Tempo.co Dipublikasikan 06.22, 13/08 • Amirullah
Veronica Koman. SBS
Sesuai aturan LPDP, alumni harus kembali ke Indonesia untuk mengabdi. Namun, LPDP mengatakan Veronica Koman tak kembali pulang hingga saat ini.

TEMPO.CO, Jakarta - Lembaga Pengelola Dana Pendidikan (LPDP) membantah pernyataan Veronica Koman yang bilang ia telah pulang ke Indonesia setelah dinyatakan lulus dari program magisternya di Australia. Dalam keterangan tertulis, LPDP menyatakan bahwa pada 2018 lalu, kepulangan Veronica masih ada dalam status belum lulus.

"Kembalinya VKL ke Indonesia pada 2018 adalah saat VKL belum lulus dari studinya sehingga kepulangan VKL ke Indonesia bukan dalam status yang bersangkutan sebagai alumni, namun sebagai awardee on going dan tidak dapat dianggap kembali ke Indonesia dalam konteks pemenuhan kewajiban alumni," tulis LPDP dalam keterangan tertulis yang diterima Tempo, Kamis, 13 Agustus 2020.

Dalam keterangan pribadinya, Veronica mengatakan datang ke Indonesia pada September 2018 setelah menyelesaikan program Master of Laws di Australian National University.

Namun, menurut LPDP, Veronica baru dinyatakan lulus pada Juli 2019. Ia disebut baru melaporkan kelulusan pada aplikasi sistem monitoring dan evaluasi LPDP pada tanggal 23 September 2019. Itu pun menurut mereka belum disampaikan secara lengkap.

Sesuai aturan LPDP, alumni harus kembali ke Indonesia untuk mengabdi. Namun, LPDP mengatakan Veronica tak kembali pulang hingga saat ini. Surat peringatan sampai dengan penagihan uang beasiswa pun diajukan pada Veronica.

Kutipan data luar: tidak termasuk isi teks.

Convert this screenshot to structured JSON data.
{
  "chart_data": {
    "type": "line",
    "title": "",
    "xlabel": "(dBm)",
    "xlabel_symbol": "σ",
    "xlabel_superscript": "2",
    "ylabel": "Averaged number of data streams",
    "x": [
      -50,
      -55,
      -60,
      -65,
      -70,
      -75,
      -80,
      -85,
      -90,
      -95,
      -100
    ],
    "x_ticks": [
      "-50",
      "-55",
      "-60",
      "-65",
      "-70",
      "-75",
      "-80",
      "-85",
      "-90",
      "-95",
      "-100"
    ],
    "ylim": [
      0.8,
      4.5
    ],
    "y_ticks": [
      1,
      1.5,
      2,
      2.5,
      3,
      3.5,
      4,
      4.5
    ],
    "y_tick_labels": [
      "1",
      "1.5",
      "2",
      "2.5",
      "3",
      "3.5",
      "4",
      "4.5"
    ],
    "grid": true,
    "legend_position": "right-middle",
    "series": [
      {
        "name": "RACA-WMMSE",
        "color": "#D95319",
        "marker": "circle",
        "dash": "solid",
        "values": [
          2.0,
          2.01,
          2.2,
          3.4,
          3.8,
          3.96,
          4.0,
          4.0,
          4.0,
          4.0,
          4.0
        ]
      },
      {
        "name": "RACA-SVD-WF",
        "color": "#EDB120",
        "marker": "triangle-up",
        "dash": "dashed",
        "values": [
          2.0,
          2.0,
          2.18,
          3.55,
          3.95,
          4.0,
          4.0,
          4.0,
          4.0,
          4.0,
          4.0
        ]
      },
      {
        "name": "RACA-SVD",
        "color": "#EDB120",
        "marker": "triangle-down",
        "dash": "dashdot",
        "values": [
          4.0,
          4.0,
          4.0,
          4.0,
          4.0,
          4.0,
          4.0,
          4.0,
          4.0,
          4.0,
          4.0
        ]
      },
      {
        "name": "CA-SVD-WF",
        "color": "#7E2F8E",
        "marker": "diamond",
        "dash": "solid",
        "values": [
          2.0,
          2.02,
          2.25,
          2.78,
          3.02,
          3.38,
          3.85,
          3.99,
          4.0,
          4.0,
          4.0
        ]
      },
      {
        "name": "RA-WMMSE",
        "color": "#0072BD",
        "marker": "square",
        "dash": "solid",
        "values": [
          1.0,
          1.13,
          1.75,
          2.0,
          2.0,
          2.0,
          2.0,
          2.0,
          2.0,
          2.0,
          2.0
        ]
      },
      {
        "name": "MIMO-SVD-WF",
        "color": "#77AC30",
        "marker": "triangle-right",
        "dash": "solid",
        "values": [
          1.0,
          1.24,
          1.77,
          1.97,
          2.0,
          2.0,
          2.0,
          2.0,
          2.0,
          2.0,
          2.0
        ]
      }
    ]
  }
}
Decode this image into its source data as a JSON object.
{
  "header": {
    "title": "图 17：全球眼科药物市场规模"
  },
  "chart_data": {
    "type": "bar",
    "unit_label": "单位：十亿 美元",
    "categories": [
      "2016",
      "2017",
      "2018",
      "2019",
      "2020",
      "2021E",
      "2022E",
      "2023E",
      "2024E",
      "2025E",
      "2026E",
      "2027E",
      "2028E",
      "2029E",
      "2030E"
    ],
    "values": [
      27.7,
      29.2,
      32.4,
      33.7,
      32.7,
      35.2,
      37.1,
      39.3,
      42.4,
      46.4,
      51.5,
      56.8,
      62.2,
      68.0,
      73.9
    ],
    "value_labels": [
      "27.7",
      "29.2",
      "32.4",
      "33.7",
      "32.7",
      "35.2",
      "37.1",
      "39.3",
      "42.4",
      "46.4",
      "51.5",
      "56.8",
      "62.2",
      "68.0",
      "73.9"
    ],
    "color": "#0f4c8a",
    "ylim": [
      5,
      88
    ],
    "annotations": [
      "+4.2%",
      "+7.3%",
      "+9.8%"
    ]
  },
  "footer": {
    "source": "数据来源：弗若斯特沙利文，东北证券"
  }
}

Dari catatan LPDP, ada dua surat yang disampaikan pada Veronica. Pertama pada tanggal 24 Oktober 2019 telah diterbitkan Surat Keputusan Direktur Utama tentang Sanksi Pengembalian Dana Beasiswa LPDP sebesar Rp. 773.876.918.

Selanjutnya pada 22 November 2019, telah diterbitkan Surat Penagihan Pertama kepada Veronica. Hingga kemudian pada 15 Februari 2020 lalu, menurut LPDP, Veronica mengajukan Metode Pengembalian Dana Beasiswa dengan cicilan 12 kali.

LPDP mengatakan cicilan pertama telah disampaikan ke kas negara pada April 2020 sebesar Rp 64,5 juta. Namun cicilan selanjutnya belum dibayarkan hingga diterbitkannya surat penagihan terakhir pada tanggal 15 Juli 2020.

"Jika belum dipenuhi VKL hingga batas waktu tertulis, maka penagihan selanjutnya diserahkan ke Panitia Urusan Piutang Negara, Direktorat Jenderal Kekayaan Negara, Kementerian Keuangan Republik Indonesia," tulis keterangan resmi LPDP tersebut.